But how can you learn to write better?
Enter the timeless advice of David Ogilvy.
Despite never graduating from college, Ogilvy had a gift for the written word. At one point as a young man, Ogilvy found himself selling cooking stoves door-to-door. His employer noticed his success and asked him to write an instruction manual for the other salesmen.
Fortune magazine would go on to call it "probably the best sales manual ever written."
Ogilvy eventually earned a position as an account executive for the London advertising agency Mather & Crowther, where his older brother worked. He immigrated to the United States and in 1948 founded the agency Hewitt, Ogilvy, Benson & Mather in New York. That company eventually became Ogilvy & Mather Worldwide, one of the largest advertising agencies in the world.

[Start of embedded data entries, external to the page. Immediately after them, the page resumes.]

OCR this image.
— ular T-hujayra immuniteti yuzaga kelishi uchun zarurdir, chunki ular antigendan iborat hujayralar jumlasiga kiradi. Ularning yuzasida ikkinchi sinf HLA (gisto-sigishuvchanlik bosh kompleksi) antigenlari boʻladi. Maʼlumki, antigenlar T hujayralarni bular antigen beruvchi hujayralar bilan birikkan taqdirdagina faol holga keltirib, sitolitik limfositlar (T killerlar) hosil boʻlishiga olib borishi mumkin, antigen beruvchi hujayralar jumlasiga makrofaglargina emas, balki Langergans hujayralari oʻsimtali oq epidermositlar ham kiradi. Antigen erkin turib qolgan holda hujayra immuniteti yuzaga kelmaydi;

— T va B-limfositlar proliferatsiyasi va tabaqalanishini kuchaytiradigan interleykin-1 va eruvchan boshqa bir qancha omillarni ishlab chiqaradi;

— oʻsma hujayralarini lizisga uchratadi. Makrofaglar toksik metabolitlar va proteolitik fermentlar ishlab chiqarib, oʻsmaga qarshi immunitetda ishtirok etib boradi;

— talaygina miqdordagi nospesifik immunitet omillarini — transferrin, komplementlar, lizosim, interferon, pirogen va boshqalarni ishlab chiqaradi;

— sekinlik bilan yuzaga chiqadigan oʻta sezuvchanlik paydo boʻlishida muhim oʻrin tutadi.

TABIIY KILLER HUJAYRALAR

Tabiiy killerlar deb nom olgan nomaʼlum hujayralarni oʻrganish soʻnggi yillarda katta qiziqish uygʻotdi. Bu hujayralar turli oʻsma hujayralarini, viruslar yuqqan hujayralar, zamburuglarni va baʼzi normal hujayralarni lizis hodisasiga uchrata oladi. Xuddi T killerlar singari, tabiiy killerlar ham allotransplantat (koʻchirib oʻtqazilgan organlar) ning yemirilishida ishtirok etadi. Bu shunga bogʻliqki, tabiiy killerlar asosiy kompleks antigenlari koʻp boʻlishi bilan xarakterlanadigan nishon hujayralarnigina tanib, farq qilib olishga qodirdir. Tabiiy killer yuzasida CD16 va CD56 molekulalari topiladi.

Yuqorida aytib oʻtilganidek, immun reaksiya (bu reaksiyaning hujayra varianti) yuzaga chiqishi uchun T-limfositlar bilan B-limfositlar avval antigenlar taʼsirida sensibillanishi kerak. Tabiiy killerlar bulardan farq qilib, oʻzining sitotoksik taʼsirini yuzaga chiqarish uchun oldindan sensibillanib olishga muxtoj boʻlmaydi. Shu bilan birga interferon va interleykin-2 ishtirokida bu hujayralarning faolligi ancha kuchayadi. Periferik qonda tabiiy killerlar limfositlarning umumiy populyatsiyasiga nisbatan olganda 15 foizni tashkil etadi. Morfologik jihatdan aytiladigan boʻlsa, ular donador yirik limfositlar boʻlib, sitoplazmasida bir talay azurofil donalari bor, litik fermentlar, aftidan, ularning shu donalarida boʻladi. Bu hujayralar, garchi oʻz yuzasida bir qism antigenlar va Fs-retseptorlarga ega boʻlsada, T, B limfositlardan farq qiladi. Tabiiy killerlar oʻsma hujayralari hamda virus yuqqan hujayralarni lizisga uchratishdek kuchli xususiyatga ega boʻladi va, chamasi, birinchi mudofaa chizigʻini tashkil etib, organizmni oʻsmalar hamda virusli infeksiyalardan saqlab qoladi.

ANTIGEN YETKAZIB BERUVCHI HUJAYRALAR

And the rest, as they say, is history.
Recently, I came across the following memo, which was posted on the official Ogilvy & Mather Twitter account. It was drafted by David Ogilvy in September, 1982, and was originally provided for management "to circulate as they saw fit."
Ogilvy's advice is timeless, so I thought I'd share it with readers here:
The better you write, the higher you will go in Ogilvy & Mather. People who think well, write well.
Good writing is not a natural gift. You have to learn to write well. Here are 10 hints:
1. Read the Roman-Raphaelson book on writing. [Writing That Works, Harper & Row, 1981] Read it three times.
2. Write the way you talk. Naturally.
3. Use short words, short sentences and short paragraphs.
4. Never use jargon words like reconceptualize, demassification, attitudinally, judgmentally. They are hallmarks of a pretentious ass.
5. Never write more than two pages on any subject.
6. Check your quotations.
7. Never send a letter or a memo on the day you write it. Read it aloud the next morning--and then edit it.
8. If it is something important, get a colleague to improve it.
9. Before you send your letter or memo, make sure it is crystal clear what you want the recipient to do.
10. If you want ACTION, don't write. Go and tell the guy what you want.